The primary historical facilities and their operational trajectories include:

- Temecula, California: Originally established as the "HEXFET America" plant, this high-volume automated wafer fabrication facility served as the company's manufacturing flagship for power MOSFETs. Following the acquisition, Infineon maintained the facility as a fully active, core asset within its global front-end manufacturing network, specialized in power management technologies.
- Leominster, Massachusetts: This plant specializes in high-reliability (HiRel) packaging, thermal screening, and radiation-hardened (rad-hard) discrete power modules certified for military, aerospace, and space applications under MIL-PRF-38534 guidelines. Due to stringent defense re-certification requirements, the site continues active operations under the subsidiary name IR HiRel Products, LLC (An Infineon Technologies Company).

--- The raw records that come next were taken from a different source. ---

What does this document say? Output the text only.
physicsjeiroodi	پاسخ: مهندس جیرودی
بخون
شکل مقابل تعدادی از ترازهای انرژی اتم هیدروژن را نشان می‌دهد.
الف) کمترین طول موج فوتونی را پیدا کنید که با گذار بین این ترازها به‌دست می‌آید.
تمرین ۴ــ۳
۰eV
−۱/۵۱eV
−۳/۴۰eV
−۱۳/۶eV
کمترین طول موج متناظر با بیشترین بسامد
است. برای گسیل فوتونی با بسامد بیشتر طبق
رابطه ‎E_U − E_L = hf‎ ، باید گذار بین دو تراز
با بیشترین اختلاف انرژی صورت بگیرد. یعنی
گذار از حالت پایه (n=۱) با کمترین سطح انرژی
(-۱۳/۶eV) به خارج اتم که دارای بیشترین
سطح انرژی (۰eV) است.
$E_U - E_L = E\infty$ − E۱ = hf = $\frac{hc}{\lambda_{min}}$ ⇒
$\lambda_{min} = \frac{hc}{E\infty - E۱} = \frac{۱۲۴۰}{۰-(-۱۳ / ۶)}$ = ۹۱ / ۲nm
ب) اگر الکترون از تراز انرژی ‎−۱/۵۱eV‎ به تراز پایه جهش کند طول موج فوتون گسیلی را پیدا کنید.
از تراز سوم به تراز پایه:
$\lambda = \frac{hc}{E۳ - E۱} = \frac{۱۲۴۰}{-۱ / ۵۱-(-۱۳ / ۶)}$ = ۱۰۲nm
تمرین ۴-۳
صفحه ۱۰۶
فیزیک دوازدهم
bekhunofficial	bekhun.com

- El Segundo, California: The long-term corporate headquarters and manufacturing cradle of the company was phased out of high-volume hardware fabrication, but was retained by Infineon to serve as a major North American administrative, sales, engineering, and research and development hub.
- Newport, Wales: This large silicon fab—originally the architecturally notable Inmos microprocessor factory designed by Richard Rogers—was acquired by IR out of receivership in 2002. Infineon operated the plant until 2017 before selling it to Nexperia as part of a footprint optimization strategy; ownership subsequently transferred to Vishay Intertechnology, keeping the plant active under a different corporate flag.
- Tijuana, Mexico: Established by International Rectifier in 1973, this high-volume back-end facility managed discrete power semiconductor packaging, assembly, and testing lines for over forty years. Following the buyout, Infineon sustained operations before initiating a phased manufacturing exit to consolidate its high-volume packaging portfolio into its centralized Asian mega-hubs.
- Borgaro Torinese, Italy: A critical manufacturing center for European power electronics and planar Schottky rectifiers since 1969. To raise working capital during its mid-2000s structural reorganization, International Rectifier sold this entire facility to Vishay Semiconductor Italiana in 2007, where it remains an operational plant.